We are told that John was witness to one of those moments when God's time and our time touch, when John baptized Jesus and observed heaven's reaction. John knew and told his friends that this one, Jesus, was the one about whom Isaiah had written. In another gospel account, John points him out (John 1:36) as "lamb of God" to Peter's brother Andrew.
Scholars remind us that the gospels don't always submit properly to deconstruction and analysis, that they are stories within stories. The miracle is that so much of the Story holds together despite the fog of old men writing from memory, and translators trying to catch and keep the flavor, and church-people trying to make sure that the right version of the truth gets out (and nothing else).
And then there's us, of course, laden down with all these beams in our eyes, pointing out to God that there's this tiny little dust-speck right there in Your Eye, Sir, with the way you treat John. You see, Sir, it's not fair.
When we tell ourselves that we are the beloved of God, and then think about the story of John Baptist, we should just stop and ask for directions to the nearest insane asylum, right?
Not so fast.
We are not our own. We are creatures. The Genesis myth tells us that we are mud-babies sculpted by loving hands. Science thinks that we are probably the current ending of a strain of organisms that thrived on the stink and the heat from volcanic vents under the primordial sea on a chunk of star-stuff that organized itself billions of years after the start of this universe; I believe that the start is a tiny part of God. And for me, the myth and the science are all the same stuff.
When I type out a sentence on my computer, I can look at it and love it for its idea and its construction, but realize that the story doesn't like it. Even though I delete the sentence, I still loved it, and it's still a good sentence, so I remember it; it will show up somewhere else, maybe more than once[!].
We don't know any answers; we probably have all the wrong questions, anyway.

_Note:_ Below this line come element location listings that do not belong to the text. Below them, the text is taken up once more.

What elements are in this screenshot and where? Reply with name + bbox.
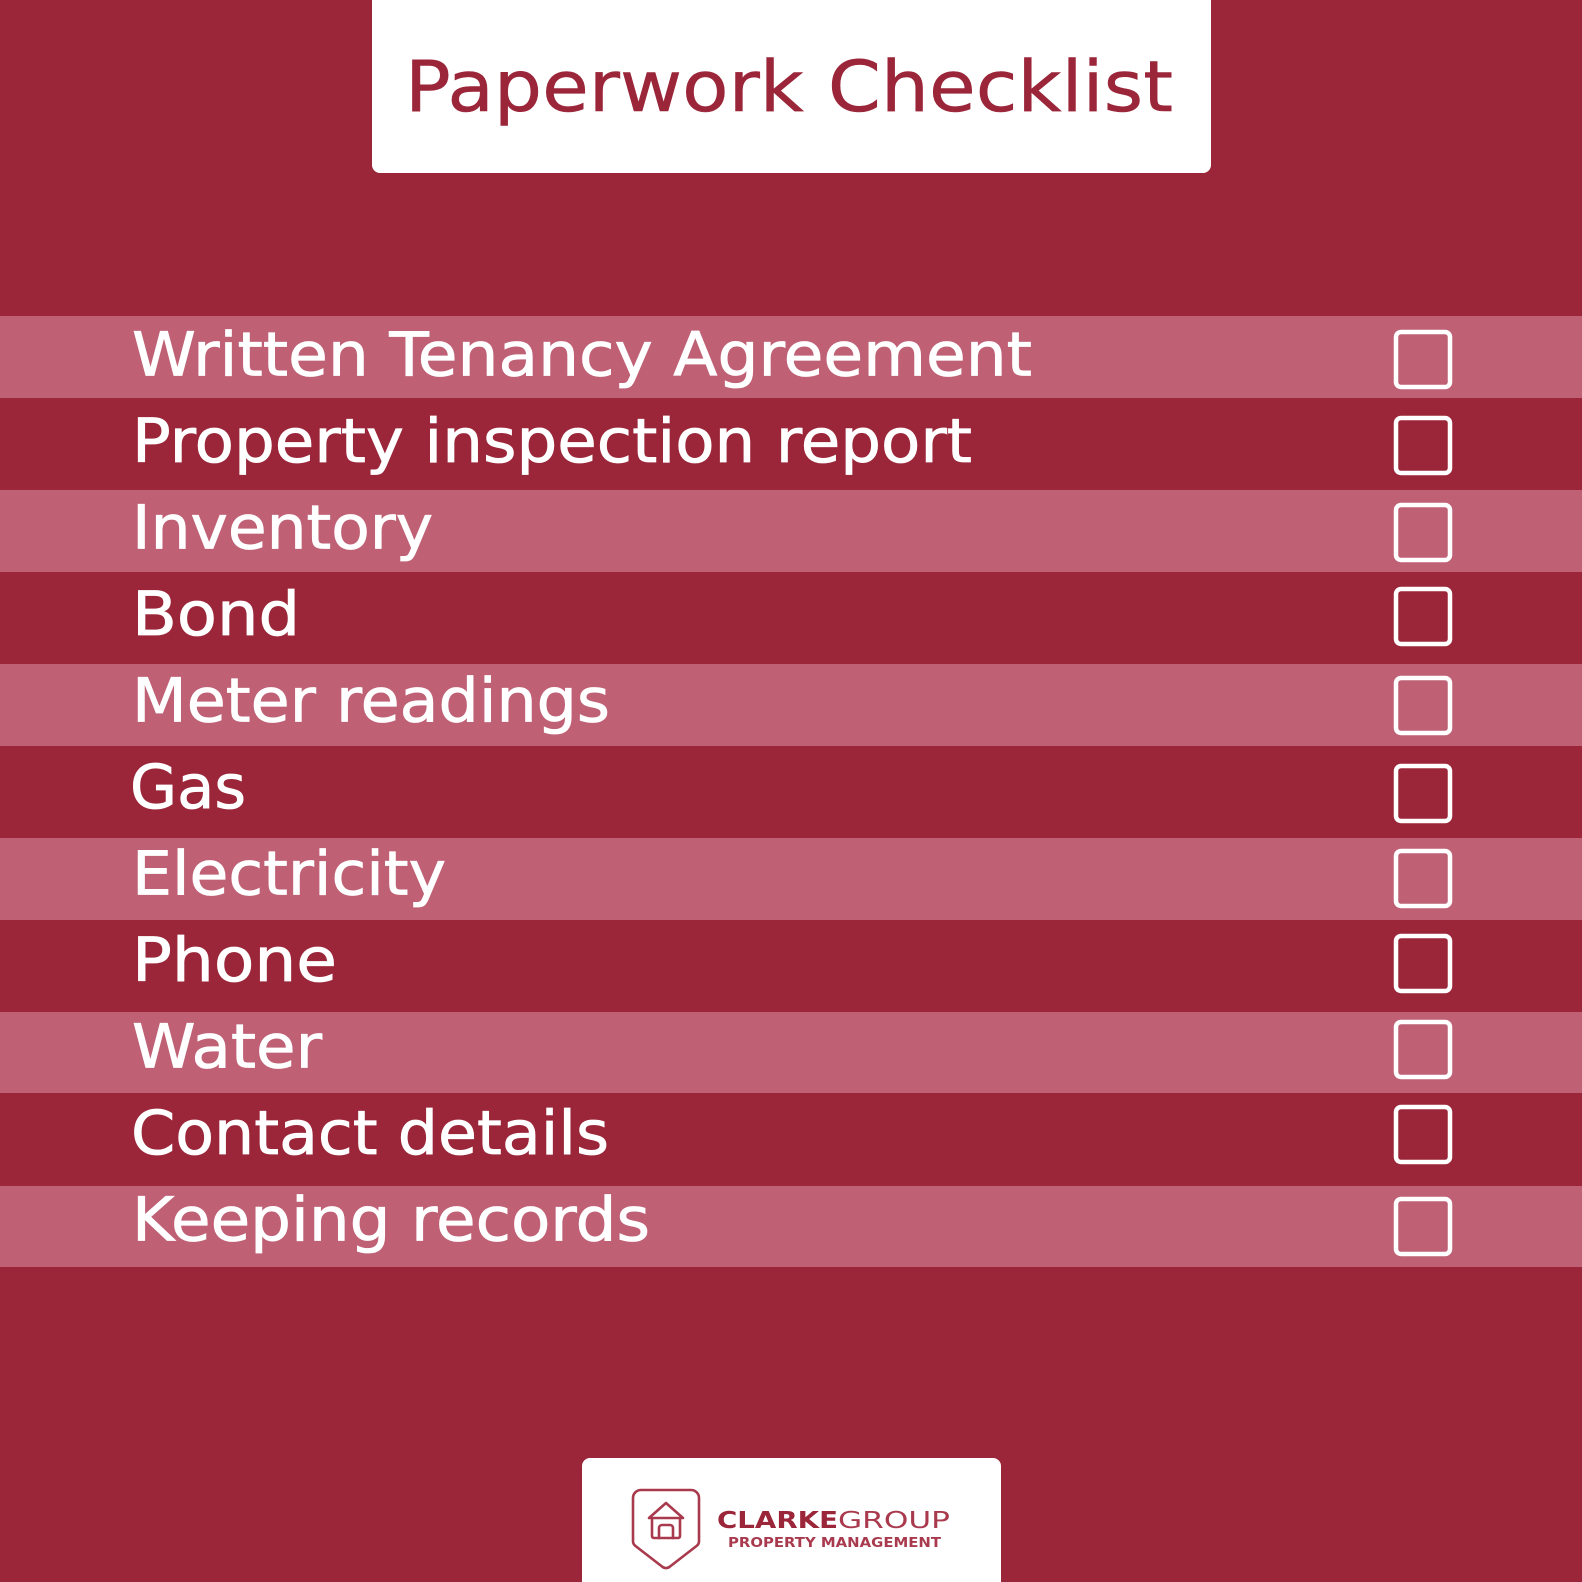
checklist — [0, 316, 1582, 1267]
row: Inventory: Inventory — [132, 492, 433, 564]
row: Water: Water — [132, 1012, 323, 1082]
row: Electricity — [0, 838, 1582, 920]
row: Written Tenancy Agreement: Written Tenancy Agreement — [132, 320, 1032, 390]
row: Contact details — [131, 1098, 1450, 1169]
row: Gas — [130, 752, 1450, 823]
row: Keeping records — [0, 1184, 1582, 1267]
row: Phone — [132, 925, 1450, 996]
row: Meter readings — [0, 664, 1582, 746]
title panel — [372, 0, 1211, 173]
logo wordmark: GROUP — [838, 1506, 950, 1534]
row: Gas: Gas — [130, 752, 246, 823]
row: Electricity: Electricity — [132, 838, 446, 910]
row: Property inspection report — [132, 406, 1450, 477]
row: Inventory — [0, 490, 1582, 572]
logo wordmark — [717, 1506, 950, 1551]
icon: shield with house — [633, 1490, 699, 1568]
row: Meter readings: Meter readings — [132, 666, 610, 736]
row: Contact details: Contact details — [131, 1098, 609, 1169]
logo wordmark: PROPERTY MANAGEMENT — [728, 1535, 942, 1551]
logo panel — [582, 1458, 1001, 1582]
row: Property inspection report: Property inspection report — [132, 406, 972, 477]
row: Phone: Phone — [132, 925, 337, 996]
row: Keeping records: Keeping records — [132, 1184, 650, 1256]
row: Bond: Bond — [132, 579, 300, 650]
logo wordmark: CLARKE — [717, 1506, 838, 1534]
row: Water — [0, 1012, 1582, 1093]
row: Bond — [132, 579, 1450, 650]
title: Paperwork Checklist — [405, 46, 1173, 128]
row: Written Tenancy Agreement — [0, 316, 1582, 398]
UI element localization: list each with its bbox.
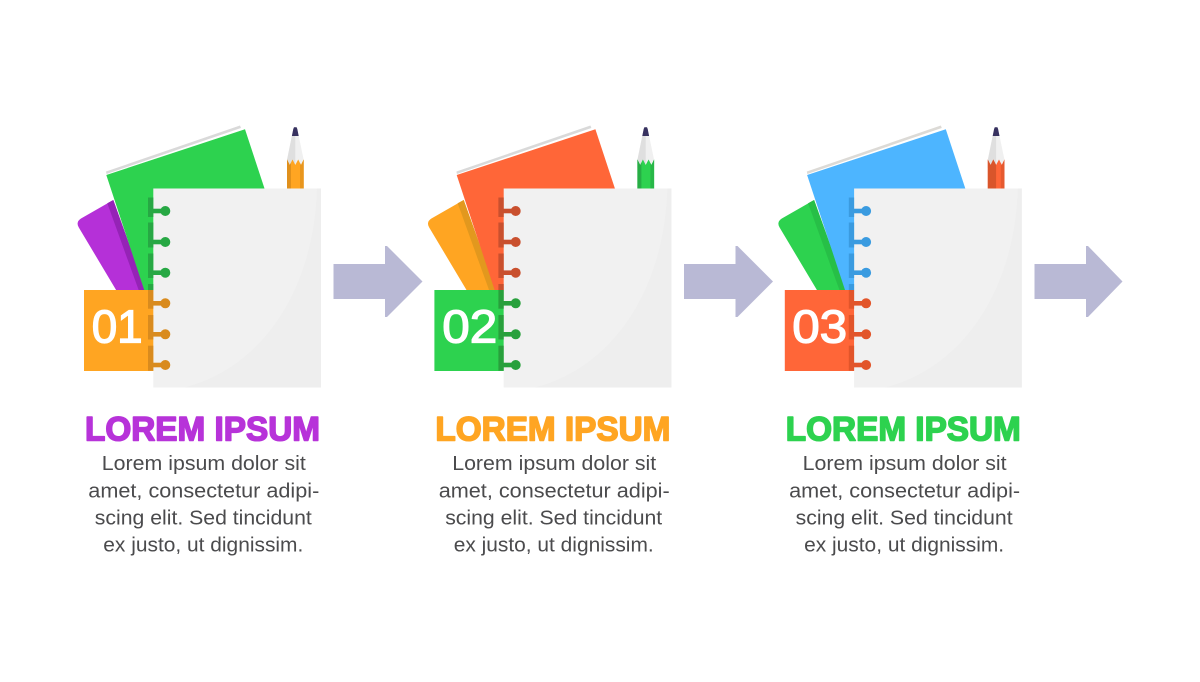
number 01: 01 (92, 300, 143, 352)
text block 02: amet, consectetur adipi- (439, 480, 670, 502)
heading 03: LOREM IPSUM (786, 411, 1021, 449)
arrow 1 (334, 246, 422, 317)
spiral rings (849, 198, 871, 371)
paper sheet (504, 188, 671, 388)
pencil (287, 127, 304, 188)
number tab (785, 290, 854, 371)
front book (456, 126, 615, 300)
panel: step 02 (428, 126, 671, 556)
heading 02: LOREM IPSUM (435, 411, 670, 449)
number tab (434, 290, 504, 371)
pencil (988, 127, 1004, 188)
arrow 3 (1034, 246, 1122, 317)
icon: notebook stack 02 (428, 126, 671, 388)
paper sheet (854, 188, 1022, 388)
spiral rings (498, 198, 521, 371)
text block 03: scing elit. Sed tincidunt (796, 507, 1013, 529)
heading 01: LOREM IPSUM (85, 411, 320, 449)
pencil (637, 127, 654, 188)
spiral rings (148, 198, 170, 371)
number 02: 02 (442, 300, 497, 352)
panel: step 01 (78, 126, 321, 556)
text block 02: scing elit. Sed tincidunt (445, 507, 663, 529)
back book (78, 200, 146, 291)
text block 01: amet, consectetur adipi- (88, 480, 319, 502)
text block 03: Lorem ipsum dolor sit (803, 453, 1007, 475)
back book (778, 200, 847, 291)
text block 03: amet, consectetur adipi- (789, 480, 1020, 502)
icon: notebook stack 01 (78, 126, 321, 388)
text block 02: Lorem ipsum dolor sit (452, 453, 657, 475)
text block 03: ex justo, ut dignissim. (804, 534, 1004, 556)
arrow 2 (684, 246, 773, 317)
text block 01 (88, 453, 319, 556)
number tab (84, 290, 154, 371)
text block 02: ex justo, ut dignissim. (454, 534, 654, 556)
text block 02 (439, 453, 670, 556)
text block 01: scing elit. Sed tincidunt (95, 507, 312, 529)
number 03: 03 (792, 300, 847, 352)
back book (428, 200, 496, 291)
front book (807, 126, 966, 300)
icon: notebook stack 03 (778, 126, 1022, 388)
front book (106, 126, 265, 300)
panel: step 03 (778, 126, 1022, 556)
text block 01: ex justo, ut dignissim. (103, 534, 303, 556)
paper sheet (153, 188, 321, 388)
text block 03 (789, 453, 1020, 556)
text block 01: Lorem ipsum dolor sit (102, 453, 306, 475)
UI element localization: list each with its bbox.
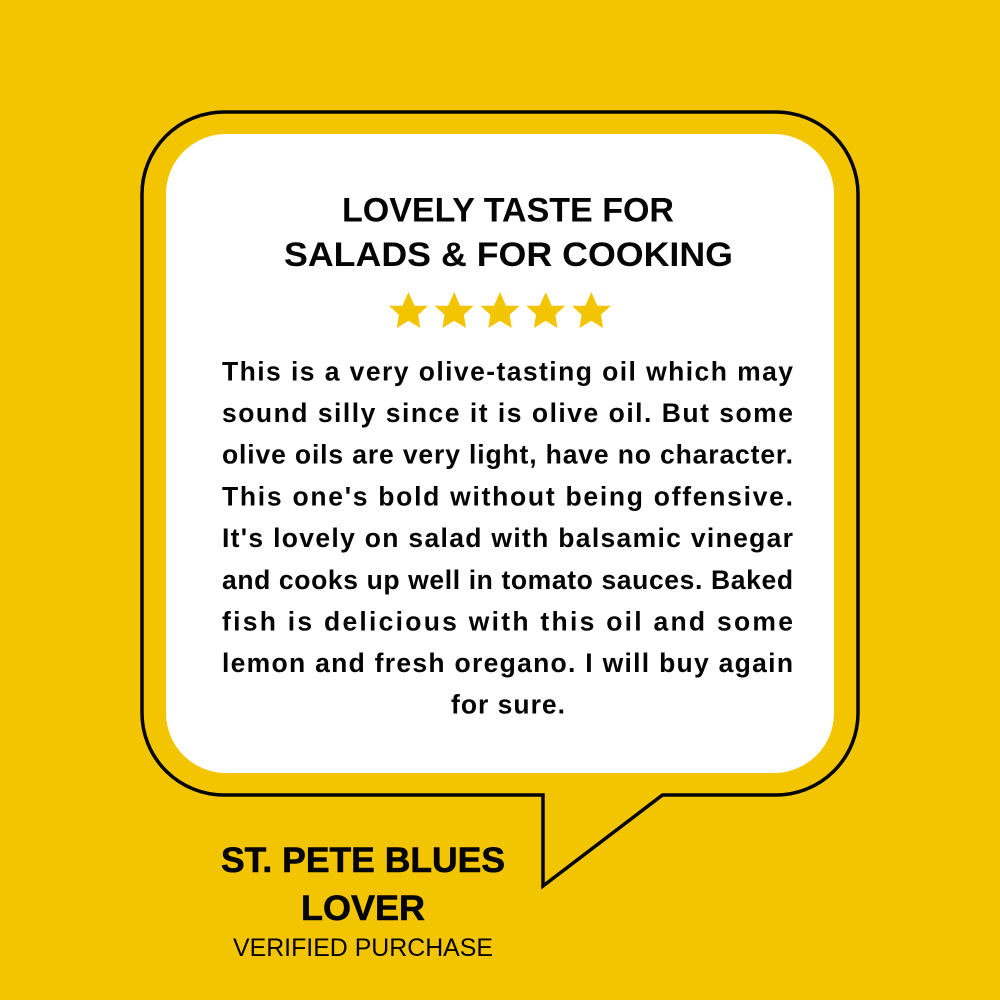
- review body text: sound silly since it is olive oil. But some: [222, 398, 793, 428]
- reviewer name: LOVER: [301, 889, 425, 928]
- white review panel: [166, 134, 834, 773]
- heading: LOVELY TASTE FOR: [342, 192, 674, 230]
- review body text: and cooks up well in tomato sauces. Baked: [222, 565, 793, 595]
- heading: [284, 192, 733, 274]
- reviewer name: [221, 841, 505, 928]
- speech bubble outline with tail: [142, 112, 858, 886]
- reviewer name: ST. PETE BLUES: [221, 841, 505, 880]
- five star rating: [389, 292, 611, 328]
- verified purchase label: VERIFIED PURCHASE: [233, 934, 493, 962]
- review body text: [222, 356, 793, 720]
- review body text: lemon and fresh oregano. I will buy again: [222, 648, 793, 678]
- review body text: fish is delicious with this oil and some: [222, 606, 793, 636]
- review body text: It's lovely on salad with balsamic vinegar: [222, 523, 793, 553]
- review body text: This one's bold without being offensive.: [222, 482, 793, 512]
- heading: SALADS & FOR COOKING: [284, 236, 733, 274]
- review body text: olive oils are very light, have no character.: [222, 440, 793, 470]
- review body text: for sure.: [451, 690, 565, 720]
- review body text: This is a very olive-tasting oil which may: [222, 356, 793, 386]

We have faith that feels right, and that's probably the best us mud-babies are going to do for a while.
I would like, however, to be one of the sentences of which God says, "Needs more work, but the idea is good."
A Collect
Almighty God, we commend to your gracious care and keeping all the men and women of our armed forces at home and abroad. Defend them day by day with your heavenly grace; strengthen them in their trials and temptations; give them courage to face the perils which beset them; and grant them a sense of your abiding presence wherever they may be; through Jesus Christ our Lord. Amen.